A montagem como ferramenta para quebrar a quarta parede 🎬
Kon utilizava a montagem para transitar entre realidades sem aviso, frequentemente usando cortes de coincidência ou match cuts. Em Paprika, os planos se fundem entre um quarto e um sonho sem solução de continuidade. Essa técnica, que exige um planejamento milimétrico do storyboard, força o espectador a processar a informação sem âncoras narrativas claras. Em Perfect Blue, os saltos temporais e a repetição de cenas criam uma sensação de paranoia que antecipa o cinema de Darren Aronofsky. O resultado é uma experiência imersiva que desafia a lógica convencional do cinema.
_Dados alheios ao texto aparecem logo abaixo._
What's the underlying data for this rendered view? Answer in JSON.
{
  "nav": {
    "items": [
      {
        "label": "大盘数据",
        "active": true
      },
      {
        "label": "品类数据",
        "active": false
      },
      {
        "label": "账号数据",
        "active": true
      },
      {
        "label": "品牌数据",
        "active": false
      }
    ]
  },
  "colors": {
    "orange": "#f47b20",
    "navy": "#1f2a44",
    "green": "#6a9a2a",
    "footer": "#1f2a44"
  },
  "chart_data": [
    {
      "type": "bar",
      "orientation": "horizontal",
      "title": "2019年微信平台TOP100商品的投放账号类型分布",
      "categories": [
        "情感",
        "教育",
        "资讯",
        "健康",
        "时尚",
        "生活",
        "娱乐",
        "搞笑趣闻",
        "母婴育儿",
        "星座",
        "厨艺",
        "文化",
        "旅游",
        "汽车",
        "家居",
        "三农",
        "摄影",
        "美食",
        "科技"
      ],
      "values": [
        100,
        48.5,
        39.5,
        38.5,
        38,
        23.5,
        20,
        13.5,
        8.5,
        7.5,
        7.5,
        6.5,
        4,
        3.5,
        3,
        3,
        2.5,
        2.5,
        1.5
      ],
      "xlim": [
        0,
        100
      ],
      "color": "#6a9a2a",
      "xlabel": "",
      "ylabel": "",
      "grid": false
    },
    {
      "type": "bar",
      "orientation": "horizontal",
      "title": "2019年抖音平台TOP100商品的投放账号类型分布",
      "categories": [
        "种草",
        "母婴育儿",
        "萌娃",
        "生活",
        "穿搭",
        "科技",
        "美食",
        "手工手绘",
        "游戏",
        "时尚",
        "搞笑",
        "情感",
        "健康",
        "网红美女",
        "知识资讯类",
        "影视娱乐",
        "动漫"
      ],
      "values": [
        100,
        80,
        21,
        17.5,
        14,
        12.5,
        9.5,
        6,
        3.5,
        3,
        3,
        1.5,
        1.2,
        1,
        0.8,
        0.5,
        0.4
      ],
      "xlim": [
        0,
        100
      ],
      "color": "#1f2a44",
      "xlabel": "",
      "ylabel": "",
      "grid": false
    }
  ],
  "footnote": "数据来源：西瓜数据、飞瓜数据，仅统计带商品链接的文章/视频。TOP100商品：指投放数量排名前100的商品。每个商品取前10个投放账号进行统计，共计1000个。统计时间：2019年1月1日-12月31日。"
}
Como explicar para sua avó que o reality show não é real 😅
Se sua avó assistisse Perfect Blue, pensaria que a televisão está com um vírus. Kon brinca com a ideia de que a fama virtual é uma armadilha, e que os ídolos pop são produtos descartáveis. Em Tokyo Godfathers, três mendigos encontram um bebê e, claro, não chamam a polícia porque seria lógico demais. Tudo é caos, confusão e um humor negro que faz você rir enquanto reflete sobre a desigualdade social. Kon faz você se sentir inteligente por captar as camadas, e um pouco tolo por não tê-las visto antes.